Washington: US President Barack Obama on Sunday faced a new congressional gridlock over a payroll tax cut after he signed into law a $1 trillion spending bill, averting a government shutdown.
The US Senate passed the spending bill and a two-month payroll tax holiday extension on Saturday, punting that problem down the road, but not for long.
US President Barack Obama. Photo: AP
Obama had initially sought a one-year extension for the tax cut and unemployment benefits.
The compromise tax measure further dented Obama’s authority by forcing him to revisit a contentious pipeline plan, and while the legislation passed easily, its short duration highlighted the inability of feuding lawmakers to bridge the divide on a more comprehensive deal.
Obama told reporters he was “pleased” with the deal, but made it clear he was expecting more.
“While this agreement is for two months ... it would be inexcusable for Congress not to further extend this middle-class tax cut for the rest of the year” when they revisit the issue in early 2012, he said at the White House shortly after the Senate vote.
But Republican Senate Minority Leader Mitch McConnell said that “in order to achieve something around here, you have to compromise.”

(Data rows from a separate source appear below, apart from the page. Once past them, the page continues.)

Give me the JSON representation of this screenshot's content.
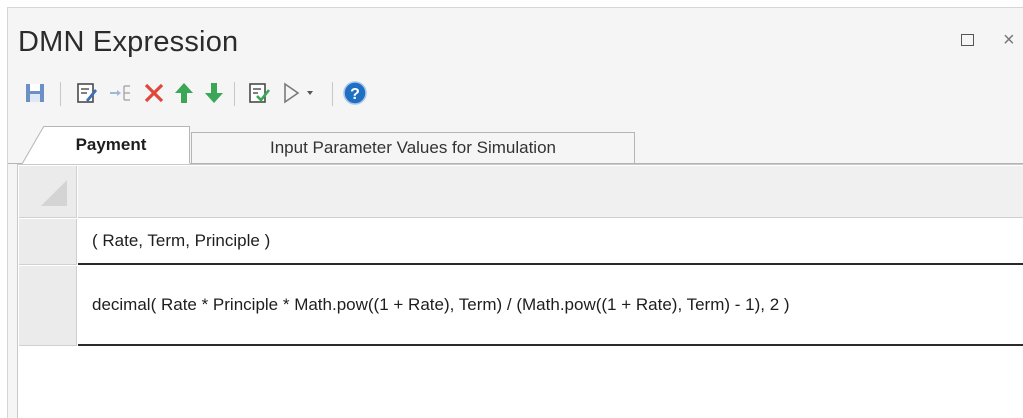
{
  "window": {
    "title": "DMN Expression"
  },
  "toolbar": {
    "buttons": [
      {
        "name": "save",
        "icon": "save-icon"
      },
      {
        "name": "edit-properties",
        "icon": "edit-icon"
      },
      {
        "name": "insert",
        "icon": "insert-icon"
      },
      {
        "name": "delete",
        "icon": "delete-icon"
      },
      {
        "name": "move-up",
        "icon": "arrow-up-icon"
      },
      {
        "name": "move-down",
        "icon": "arrow-down-icon"
      },
      {
        "name": "validate",
        "icon": "validate-icon"
      },
      {
        "name": "run",
        "icon": "play-icon"
      },
      {
        "name": "run-options",
        "icon": "dropdown-icon"
      },
      {
        "name": "help",
        "icon": "help-icon"
      }
    ]
  },
  "tabs": [
    {
      "label": "Payment",
      "active": true
    },
    {
      "label": "Input Parameter Values for Simulation",
      "active": false
    }
  ],
  "grid": {
    "rows": [
      {
        "text": "( Rate, Term, Principle )"
      },
      {
        "text": "decimal( Rate * Principle * Math.pow((1 + Rate), Term) / (Math.pow((1 + Rate), Term) - 1), 2 )"
      }
    ]
  },
  "colors": {
    "save": "#6b8fc7",
    "delete": "#e0463c",
    "arrow_up": "#3aa656",
    "arrow_down": "#3aa656",
    "help": "#1f6fc2"
  }
}
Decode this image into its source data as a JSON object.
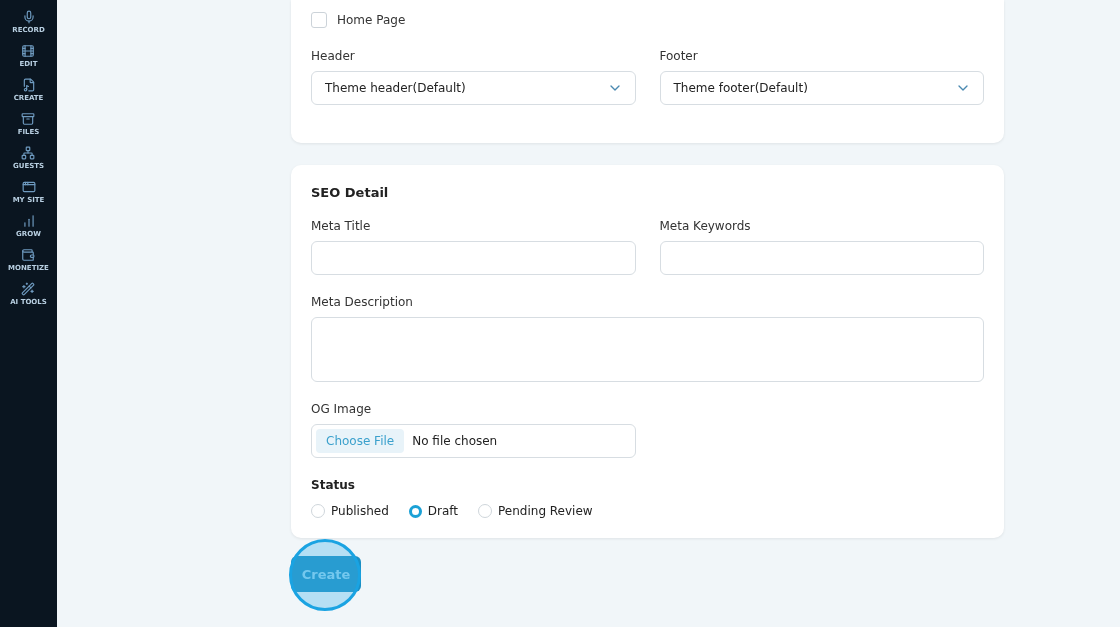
{
  "sidebar": {
    "items": [
      {
        "label": "RECORD"
      },
      {
        "label": "EDIT"
      },
      {
        "label": "CREATE"
      },
      {
        "label": "FILES"
      },
      {
        "label": "GUESTS"
      },
      {
        "label": "MY SITE"
      },
      {
        "label": "GROW"
      },
      {
        "label": "MONETIZE"
      },
      {
        "label": "AI TOOLS"
      }
    ]
  },
  "layout_card": {
    "home_page": {
      "label": "Home Page",
      "checked": false
    },
    "selects": [
      {
        "label": "Header",
        "value": "Theme header(Default)"
      },
      {
        "label": "Footer",
        "value": "Theme footer(Default)"
      }
    ]
  },
  "seo_card": {
    "title": "SEO Detail",
    "fields": [
      {
        "label": "Meta Title"
      },
      {
        "label": "Meta Keywords"
      }
    ],
    "description": {
      "label": "Meta Description"
    },
    "og_image": {
      "label": "OG Image",
      "button": "Choose File",
      "file": "No file chosen"
    },
    "status": {
      "label": "Status",
      "options": [
        {
          "label": "Published",
          "selected": false
        },
        {
          "label": "Draft",
          "selected": true
        },
        {
          "label": "Pending Review",
          "selected": false
        }
      ]
    }
  },
  "submit": {
    "label": "Create",
    "highlighted": true
  }
}
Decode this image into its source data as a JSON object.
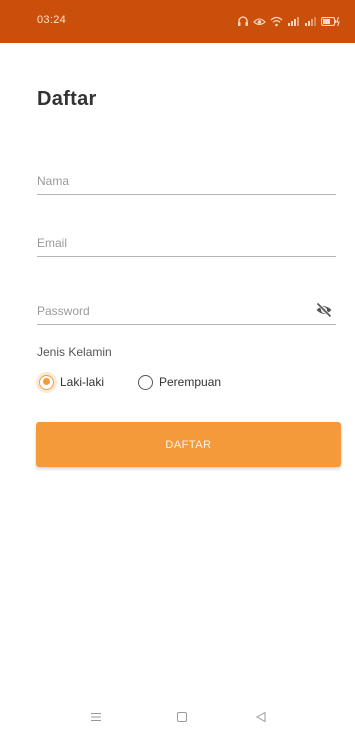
{
  "status_bar": {
    "time": "03:24",
    "icons": [
      "headset-icon",
      "eye-comfort-icon",
      "wifi-icon",
      "signal-icon",
      "signal-icon",
      "battery-charging-icon"
    ]
  },
  "form": {
    "title": "Daftar",
    "name_placeholder": "Nama",
    "email_placeholder": "Email",
    "password_placeholder": "Password",
    "password_toggle_icon": "eye-off-icon",
    "gender": {
      "label": "Jenis Kelamin",
      "options": [
        {
          "label": "Laki-laki",
          "selected": true
        },
        {
          "label": "Perempuan",
          "selected": false
        }
      ]
    },
    "submit_label": "DAFTAR"
  },
  "nav_bar": {
    "icons": [
      "menu-icon",
      "home-icon",
      "back-icon"
    ]
  },
  "colors": {
    "status_bar": "#c94f0a",
    "accent": "#f59a3a",
    "title_text": "#333333",
    "placeholder": "#9a9a9a"
  }
}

The deal thrusts the contentious Keystone XL pipeline, to carry oil from Canada’s tar sands to the US Gulf Coast, back onto the political agenda.
Obama had put off a decision on the project, which pits environmentalists against labor unions and business interests in his political base, until after the November 2012 elections in which he is hoping to secure a second term. The move drew Republican howls.
Instead, the bill gives him just 60 days to review the pipeline project, a deadline Obama did not mention during his brief remarks.
“This bill will stop President Obama’s delaying tactics,” said Republican Senator Richard Lugar.
“It is absolutely incredible that President Obama wants to delay a decision until after the 2012 elections apparently in fear of offending a part of his political base.”
The White House’s apparent concession in agreeing to legislative language requiring Obama to ostensibly reconsider it within two months will enrage environmentalists who lean Democratic and campaigned against the project.
Republican Senator Kay Bailey Hutchison acknowledged “stark” differences between the parties over how to pay for the tax cut extension, with some lawmakers on both sides of the aisle furious that the bill slashes inputs to the already creaky Social Security system.
“We don’t think that we should defund Social Security,” Republican Senator Mark Kirk said alongside his Democratic colleague Joe Manchin. Both had voted against the measure.